MPI_Bsend is really an optimisation that you should apply once you really want to squeeze the last little bit out of your implementation.

Therefore, I would only worry about MPI_Send and MPI_Ssend. MPI_Ssend is less forgiving of incorrect code, so I recommend MPI_Ssend to catch any deadlock errors.

A concrete example #

Let us look at the difference in behaviour between MPI_Ssend and MPI_Send to observe how MPI_Send can hide deadlocks in some circumstances.

Remember that MPI_Send returns immediately if there is enough buffer space available, but turns into MPI_Ssend when the buffer space runs out.

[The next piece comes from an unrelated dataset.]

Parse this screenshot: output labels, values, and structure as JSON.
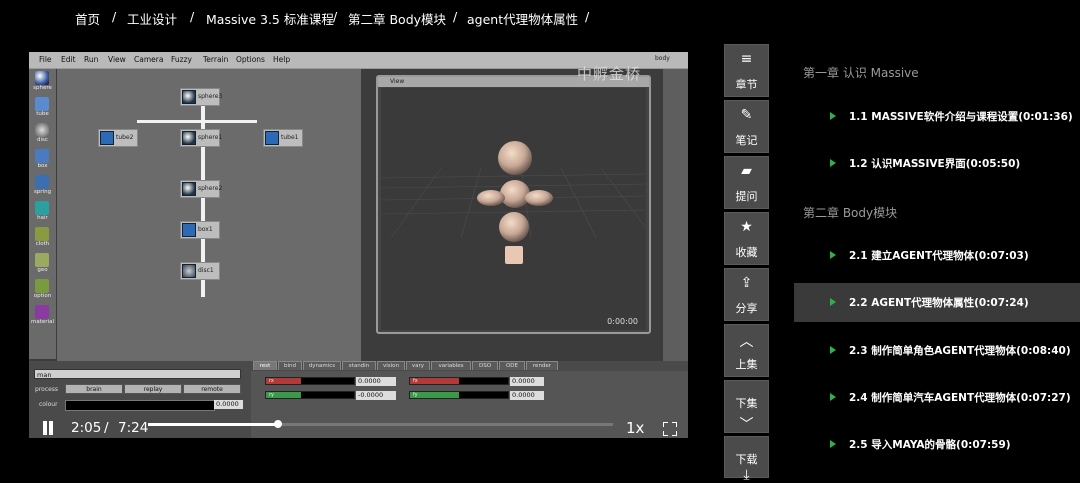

Here is a short snippet that illustrates the kind of problematic code. Rank 0 will send a message to rank 1, and then receive a message from rank 1. At the same time, rank 1 first sends a message to rank 0.

if rank == 0:
    comm.Send([send, n, MPI.INT], 1, tag=0)
    comm.Recv([recv, n, MPI.INT], 1, tag=0)
elif rank == 1:
    comm.Send([send, n, MPI.INT], 0, tag=0)
    comm.Recv([recv, n, MPI.INT], 0, tag=0)

Exercise

The code parallel/snippets/ptp-deadlock.py implements this message passing deadlock.

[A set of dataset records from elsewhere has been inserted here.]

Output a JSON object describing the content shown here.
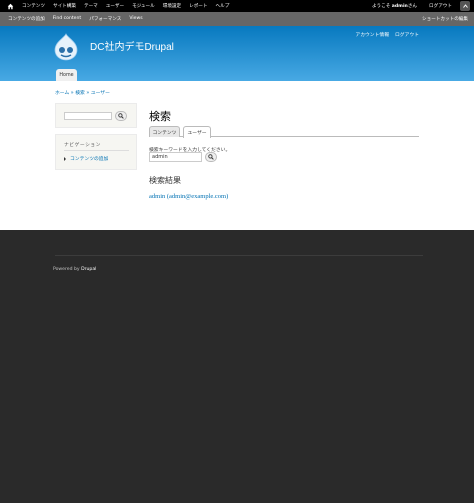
{
  "toolbar": {
    "menu": [
      "コンテンツ",
      "サイト構築",
      "テーマ",
      "ユーザー",
      "モジュール",
      "環境設定",
      "レポート",
      "ヘルプ"
    ],
    "welcome_prefix": "ようこそ ",
    "welcome_user": "admin",
    "welcome_suffix": "さん",
    "logout": "ログアウト"
  },
  "shortcuts": {
    "items": [
      "コンテンツの追加",
      "Find content",
      "パフォーマンス",
      "Views"
    ],
    "edit": "ショートカットの編集"
  },
  "header": {
    "site_name": "DC社内デモDrupal",
    "secondary_links": [
      "アカウント情報",
      "ログアウト"
    ],
    "main_tab": "Home"
  },
  "breadcrumb": "ホーム » 検索 » ユーザー",
  "sidebar": {
    "nav_title": "ナビゲーション",
    "nav_item": "コンテンツの追加"
  },
  "main": {
    "title": "検索",
    "tabs": [
      "コンテンツ",
      "ユーザー"
    ],
    "keyword_label": "検索キーワードを入力してください。",
    "keyword_value": "admin",
    "results_title": "検索結果",
    "result_link": "admin (admin@example.com)"
  },
  "footer": {
    "powered_prefix": "Powered by ",
    "powered_link": "Drupal"
  },
  "colors": {
    "header_top": "#0779bf",
    "header_bottom": "#48a9e4",
    "link": "#0071b3",
    "footer_bg": "#2a2a2a"
  }
}
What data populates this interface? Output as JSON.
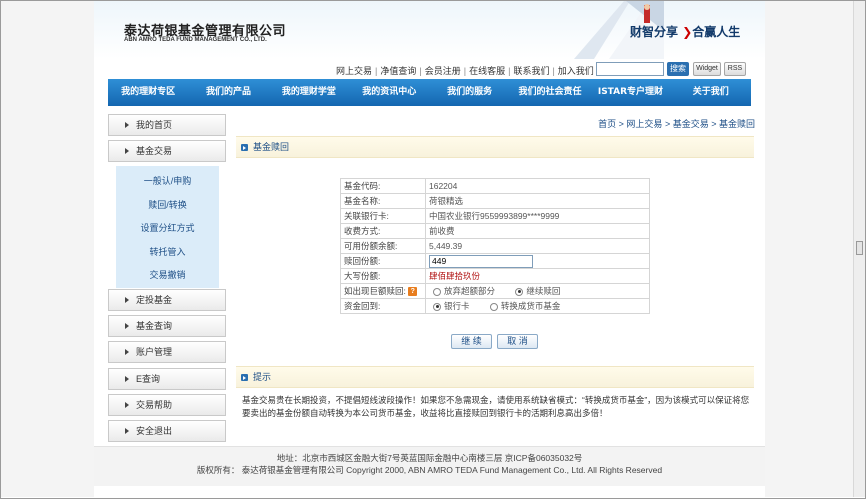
{
  "header": {
    "logo_cn": "泰达荷银基金管理有限公司",
    "logo_en": "ABN AMRO TEDA FUND MANAGEMENT CO., LTD.",
    "slogan_left": "财智分享",
    "slogan_right": "合赢人生"
  },
  "toplinks": {
    "items": [
      "网上交易",
      "净值查询",
      "会员注册",
      "在线客服",
      "联系我们",
      "加入我们"
    ],
    "search_label": "搜索",
    "widget_label": "Widget",
    "rss_label": "RSS"
  },
  "nav": {
    "items": [
      "我的理财专区",
      "我们的产品",
      "我的理财学堂",
      "我的资讯中心",
      "我们的服务",
      "我们的社会责任",
      "ISTAR专户理财",
      "关于我们"
    ]
  },
  "sidemenu": {
    "items": [
      "我的首页",
      "基金交易",
      "定投基金",
      "基金查询",
      "账户管理",
      "E查询",
      "交易帮助",
      "安全退出"
    ],
    "sub_items": [
      "一般认/申购",
      "赎回/转换",
      "设置分红方式",
      "转托管入",
      "交易撤销"
    ]
  },
  "breadcrumb": {
    "items": [
      "首页",
      "网上交易",
      "基金交易",
      "基金赎回"
    ],
    "separator": " > "
  },
  "section": {
    "title": "基金赎回",
    "tip_title": "提示"
  },
  "form": {
    "rows": [
      {
        "label": "基金代码:",
        "value": "162204"
      },
      {
        "label": "基金名称:",
        "value": "荷银精选"
      },
      {
        "label": "关联银行卡:",
        "value": "中国农业银行9559993899****9999"
      },
      {
        "label": "收费方式:",
        "value": "前收费"
      },
      {
        "label": "可用份额余额:",
        "value": "5,449.39"
      }
    ],
    "redeem_label": "赎回份额:",
    "redeem_value": "449",
    "uppercase_label": "大写份额:",
    "uppercase_value": "肆佰肆拾玖份",
    "large_label": "如出现巨额赎回:",
    "large_opt1": "放弃超额部分",
    "large_opt2": "继续赎回",
    "large_selected": "继续赎回",
    "dest_label": "资金回到:",
    "dest_opt1": "银行卡",
    "dest_opt2": "转换成货币基金",
    "dest_selected": "银行卡",
    "continue_label": "继 续",
    "cancel_label": "取 消"
  },
  "tip": {
    "text": "基金交易贵在长期投资，不提倡短线波段操作！如果您不急需现金，请使用系统缺省模式：“转换成货币基金”，因为该模式可以保证将您要卖出的基金份额自动转换为本公司货币基金，收益将比直接赎回到银行卡的活期利息高出多倍！"
  },
  "footer": {
    "address": "地址：北京市西城区金融大街7号英蓝国际金融中心南楼三层 京ICP备06035032号",
    "copyright": "版权所有：  泰达荷银基金管理有限公司  Copyright 2000, ABN AMRO TEDA Fund Management Co., Ltd. All Rights Reserved"
  },
  "colors": {
    "nav_blue": "#1a74c0",
    "link_blue": "#1d4e86",
    "accent_red": "#b01010"
  }
}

It takes one argument, which is the size of message to send.

Hint
Don’t forget to load the relevant MPI module.

Run it on two processes.

How big can you make this message before you observe a deadlock?

Cancelling the process

If you launched the run interactively, type Control-c to quite the hanging process.

If you used the batch system you can use scancel followed by the ID of the job to cancel the job (or set a short timeout in your slurm script).

Try changing the comm.Send calls to comm.Ssend, is there now any value of the buffer size that completes successfully?

Avoiding deadlocks #

Pairwise communication: MPI_Sendrecv #

For simple pairwise communication, like our example of exchanging messages, MPI offers an function that does the equivalent of executing a send and a receive simultaneously (avoiding the deadlock problem of sends coming before receives).

MPI_Sendrecv pairs up a send and a receive in one call.

Exercise

Rewrite the code of parallel/snippets/send-message.py to use MPI_Sendrecv.

Non-blocking communication #

The pairwise send-receive is useful. but not general enough to cover all point-to-point communication patterns we might encounter. MPI therefore offers “non-blocking” communication modes that return immediately and allow us to later test if the message has been sent/received.

This page is already long enough, so they’re described in detail separately.

Summary #

MPI has flexible point-to-point messaging. The message contents are described by a pointer to a buffer (to send from/receive into) along with a count and datatype.

The source or destination of a message is specified by providing the communicator and a rank.

Messages can be distinguished by tags. Often don’t need them for simple processes, but can be used in advanced usage, or to make sure that messages don’t accidentally match.


  1. After #include <stdint.h> ↩︎